The conversation between Baker and Serwer was followed by the presentation of the club’s coveted “Rube” statuettes. The American artist and cartoonist Rube Goldberg designed these off-kilter sculptures to look like a “dead line.” The Deadline Club has bestowed them upon the winners of its annual awards competition since 1968.
“The contest was particularly challenging to judge this year, with a record 500 entries,” said J. Alex Tarquinio, President of The Deadline Club. “The work covered such crucial topics as the rise of China, corporate malfeasance and threats to public health and safety.”
The entries were considered by more than 80 judges, including many of the city’s best and brightest writers, editors, photographers and producers working in the profession today. Click here for the list of this year’s judges.
The 2013 awards show recognized work that was published or broadcast in 2012, when media outlets focused their lenses on many far-flung issues, from a brewing epidemic of drug-resistant TB in India to the appalling working conditions in iPhone factories in China. Closer to home, they looked at shortfalls in public services, from housing to healthcare to higher education.

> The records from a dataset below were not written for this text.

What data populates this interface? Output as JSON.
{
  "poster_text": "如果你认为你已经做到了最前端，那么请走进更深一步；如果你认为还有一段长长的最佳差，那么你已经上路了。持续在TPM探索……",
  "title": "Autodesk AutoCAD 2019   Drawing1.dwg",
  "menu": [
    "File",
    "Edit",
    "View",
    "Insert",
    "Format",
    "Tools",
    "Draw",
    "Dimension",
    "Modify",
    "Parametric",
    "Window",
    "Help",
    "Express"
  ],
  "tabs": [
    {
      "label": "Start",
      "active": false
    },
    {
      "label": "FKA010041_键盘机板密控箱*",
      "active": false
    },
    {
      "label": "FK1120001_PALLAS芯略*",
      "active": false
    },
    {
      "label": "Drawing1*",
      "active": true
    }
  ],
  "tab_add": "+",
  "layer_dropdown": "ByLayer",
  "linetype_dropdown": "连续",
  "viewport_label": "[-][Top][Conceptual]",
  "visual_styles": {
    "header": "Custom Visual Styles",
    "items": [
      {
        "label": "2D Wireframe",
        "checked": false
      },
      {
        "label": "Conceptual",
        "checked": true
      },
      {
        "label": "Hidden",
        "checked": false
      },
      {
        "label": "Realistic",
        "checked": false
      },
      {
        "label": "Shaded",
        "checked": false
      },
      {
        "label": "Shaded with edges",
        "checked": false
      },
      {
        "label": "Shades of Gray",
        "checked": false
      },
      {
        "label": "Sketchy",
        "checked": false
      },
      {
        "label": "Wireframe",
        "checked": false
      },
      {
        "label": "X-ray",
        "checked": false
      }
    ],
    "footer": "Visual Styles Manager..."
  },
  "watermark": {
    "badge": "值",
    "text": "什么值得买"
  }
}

Many of the works dealt with the protracted agonies of local residents after Superstorm Sandy.
This year, the prestigious Daniel Pearl Award for Investigative Journalism went to David Barboza of The New York Times, for his courageous reporting in China about the financial dealings of the premier’s relatives. The Public Service Award was given to the staff of The Wall Street Journal for timely and incisive reporting about threats to personal privacy in a series called “Watched.”